International Association
for Cryptologic Research

The design of tweakable wide block ciphers has advanced significantly over the past two decades. This evolution began with the approach of designing a wide block cipher by Naor and Reingold. Since then, numerous tweakable wide block ciphers have been proposed, many of which build on existing block ciphers and are secure up to the birthday bound for the total number of blocks queried. Although there has been a slowdown in the development of tweakable wide block cipher modes in last couple of years, the latest NIST proposal for accordion modes has reignited interest and momentum in the design and analysis of these ciphers. Although new designs have emerged, their security often falls short of optimal (i.e., $n$-bit) security, where $n$ is the output size of the primitive. In this direction, designing an efficient tweakable wide block cipher with $n$-bit security seems to be an interesting research problem. An optimally secure tweakable wide block cipher mode can easily be turned into a misuse-resistant RUP secure authenticated encryption scheme with optimal security.
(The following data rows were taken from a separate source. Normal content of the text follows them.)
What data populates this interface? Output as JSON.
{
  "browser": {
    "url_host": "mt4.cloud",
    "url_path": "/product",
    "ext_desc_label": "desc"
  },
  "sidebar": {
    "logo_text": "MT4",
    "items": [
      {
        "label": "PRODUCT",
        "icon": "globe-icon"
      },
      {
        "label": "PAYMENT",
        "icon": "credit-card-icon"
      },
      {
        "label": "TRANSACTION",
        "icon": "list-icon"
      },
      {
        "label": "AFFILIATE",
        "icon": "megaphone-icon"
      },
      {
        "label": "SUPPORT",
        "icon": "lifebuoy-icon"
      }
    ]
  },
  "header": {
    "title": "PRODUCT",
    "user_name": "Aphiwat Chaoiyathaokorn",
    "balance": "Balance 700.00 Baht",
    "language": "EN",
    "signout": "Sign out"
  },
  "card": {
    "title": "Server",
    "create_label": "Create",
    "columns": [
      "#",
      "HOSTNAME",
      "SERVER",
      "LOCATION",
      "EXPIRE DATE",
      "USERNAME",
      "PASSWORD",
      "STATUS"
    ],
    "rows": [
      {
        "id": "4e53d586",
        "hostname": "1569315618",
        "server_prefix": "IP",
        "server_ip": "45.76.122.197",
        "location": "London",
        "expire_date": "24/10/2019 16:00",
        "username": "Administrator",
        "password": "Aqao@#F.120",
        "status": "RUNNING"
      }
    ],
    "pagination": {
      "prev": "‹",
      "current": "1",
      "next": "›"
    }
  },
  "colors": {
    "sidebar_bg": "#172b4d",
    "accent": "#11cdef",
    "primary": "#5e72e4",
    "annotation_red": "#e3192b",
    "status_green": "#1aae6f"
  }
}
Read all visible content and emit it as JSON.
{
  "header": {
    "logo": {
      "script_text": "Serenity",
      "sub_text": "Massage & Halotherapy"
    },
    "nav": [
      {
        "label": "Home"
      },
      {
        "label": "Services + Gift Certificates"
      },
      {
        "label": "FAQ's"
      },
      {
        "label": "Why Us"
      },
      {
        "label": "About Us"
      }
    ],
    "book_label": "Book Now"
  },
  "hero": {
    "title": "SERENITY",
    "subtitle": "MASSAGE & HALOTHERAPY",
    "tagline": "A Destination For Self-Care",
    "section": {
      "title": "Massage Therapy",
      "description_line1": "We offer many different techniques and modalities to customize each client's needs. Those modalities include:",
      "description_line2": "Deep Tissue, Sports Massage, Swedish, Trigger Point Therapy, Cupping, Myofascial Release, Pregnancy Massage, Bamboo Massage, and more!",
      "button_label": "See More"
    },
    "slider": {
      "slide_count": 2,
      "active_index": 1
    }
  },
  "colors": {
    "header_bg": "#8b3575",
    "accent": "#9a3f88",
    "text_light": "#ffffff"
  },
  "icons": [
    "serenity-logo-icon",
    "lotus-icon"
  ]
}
This paper proposes $\textsf{HCTR+}$, which turns an $n$-bit tweakable block cipher (TBC) with $n$-bit tweak into a variable input length tweakable block cipher. Unlike tweakable $\textsf{HCTR}$, $\textsf{HCTR+}$ ensures $n$-bit security regardless of tweak repetitions. We also propose two TBC-based almost-xor-universal hash functions, named $\textsf{PHASH+}$ and $\textsf{ZHASH+}$, and use them as the underlying hash functions in the $\textsf{HCTR+}$ construction to create two TBC-based $n$-bit secure tweakable wide block cipher modes, $\textsf{PHCTR+}$ and $\textsf{ZHCTR+}$. Experimental results show that both $\textsf{PHCTR+}$ and $\textsf{ZHCTR+}$ exhibit excellent software performance when their underlying TBC is instantiated with $\textsf{Deoxys-BC-128-128}$.